ÇOK KÜLTÜRLÜLÜK

~ 28.06.2009, Yeni Yaklaşımlar ~

Dil, inanç, etnik yapı vb. farklılıklarından kaynaklanan kültür kimliklerinin bir arada yaşatılmasının ve yönetilmesinin adı. Çoğulcu demokrasi anlayışı, bir toplum içerisinde farklı alt kimlik grup ve toplulukların olabileceğini, bunların kendi kültürel kimliklerini koruyarak birlikte yönetilebileceğini öngörmektedir. Ancak bu çerçevede, farklılığını ayrıcalık haline getirmek isteyebilecek alt kimlik gruplarının yaratacağı gerginlik alanları demokrasinin sorunu olarak ortaya çıkabilmektedir.

Türkiye’de son yıllarda, bu güne dek yok sayılan veya görmezlikten gelinen, farklı siyasal duyarlılıklar ortaya çıktı. İdeolojik, etnik, sosyal ve kültürel kimliklerin varlığı görüldü. Çok kültürlülük, bu tür kimliklerin varlığını bir gerginlik konusu olmaktan çıkarıp, hepimizin ufkunu genişleten bir zenginlik duygusuna çevirmenin adıdır.
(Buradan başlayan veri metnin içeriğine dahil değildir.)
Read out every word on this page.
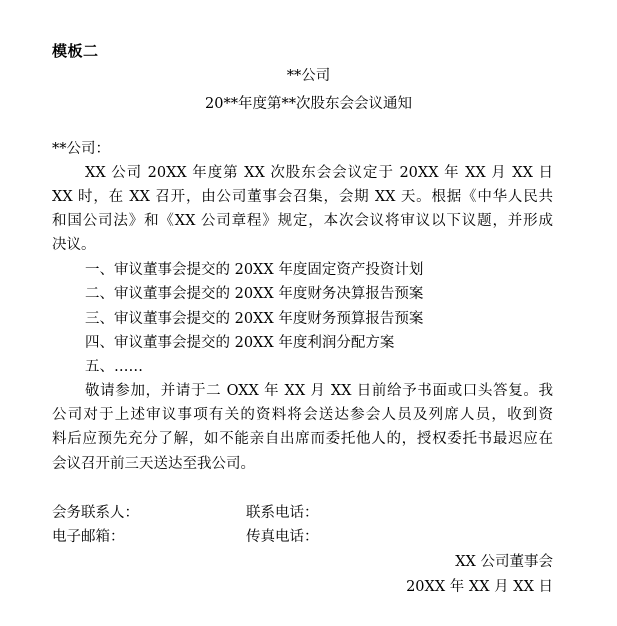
模板二
**公司
20**年度第**次股东会会议通知
**公司：
XX 公司 20XX 年度第 XX 次股东会会议定于 20XX 年 XX 月 XX 日
XX 时，在 XX 召开，由公司董事会召集，会期 XX 天。根据《中华人民共
和国公司法》和《XX 公司章程》规定，本次会议将审议以下议题，并形成
决议。
一、审议董事会提交的 20XX 年度固定资产投资计划
二、审议董事会提交的 20XX 年度财务决算报告预案
三、审议董事会提交的 20XX 年度财务预算报告预案
四、审议董事会提交的 20XX 年度利润分配方案
五、……
敬请参加，并请于二 OXX 年 XX 月 XX 日前给予书面或口头答复。我
公司对于上述审议事项有关的资料将会送达参会人员及列席人员，收到资
料后应预先充分了解，如不能亲自出席而委托他人的，授权委托书最迟应在
会议召开前三天送达至我公司。
会务联系人：	联系电话：
电子邮箱：	传真电话：
XX 公司董事会
20XX 年 XX 月 XX 日
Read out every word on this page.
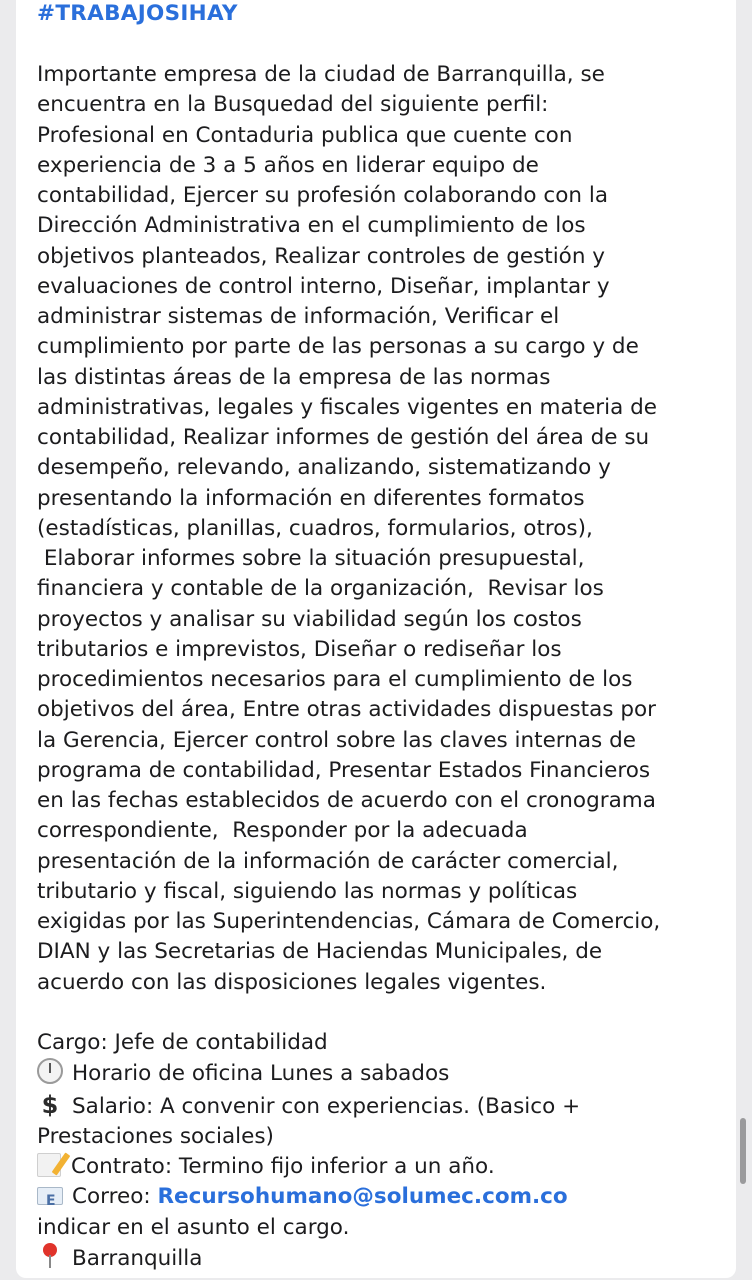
#TRABAJOSIHAY
Importante empresa de la ciudad de Barranquilla, se
encuentra en la Busquedad del siguiente perfil:
Profesional en Contaduria publica que cuente con
experiencia de 3 a 5 años en liderar equipo de
contabilidad, Ejercer su profesión colaborando con la
Dirección Administrativa en el cumplimiento de los
objetivos planteados, Realizar controles de gestión y
evaluaciones de control interno, Diseñar, implantar y
administrar sistemas de información, Verificar el
cumplimiento por parte de las personas a su cargo y de
las distintas áreas de la empresa de las normas
administrativas, legales y fiscales vigentes en materia de
contabilidad, Realizar informes de gestión del área de su
desempeño, relevando, analizando, sistematizando y
presentando la información en diferentes formatos
(estadísticas, planillas, cuadros, formularios, otros),
Elaborar informes sobre la situación presupuestal,
financiera y contable de la organización,  Revisar los
proyectos y analisar su viabilidad según los costos
tributarios e imprevistos, Diseñar o rediseñar los
procedimientos necesarios para el cumplimiento de los
objetivos del área, Entre otras actividades dispuestas por
la Gerencia, Ejercer control sobre las claves internas de
programa de contabilidad, Presentar Estados Financieros
en las fechas establecidos de acuerdo con el cronograma
correspondiente,  Responder por la adecuada
presentación de la información de carácter comercial,
tributario y fiscal, siguiendo las normas y políticas
exigidas por las Superintendencias, Cámara de Comercio,
DIAN y las Secretarias de Haciendas Municipales, de
acuerdo con las disposiciones legales vigentes.
Cargo: Jefe de contabilidad
Horario de oficina Lunes a sabados
$ Salario: A convenir con experiencias. (Basico +
Prestaciones sociales)
Contrato: Termino fijo inferior a un año.
E Correo: Recursohumano@solumec.com.co
indicar en el asunto el cargo.
Barranquilla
Çok kültürlülük, farklılıkları bir arada yaşatmak ve birlikte yaşamayı yönetmektir. Çoğulcu bir ortamda, birlikte yaşamanın hukukunu oluşturmaktır. Üniter devlet yapısı içinde, alt kimlik ve kültürlerin kendilerini ifade edebilmelerinin önünü açmak, bu özgürlüğü topluma sunabilmektir.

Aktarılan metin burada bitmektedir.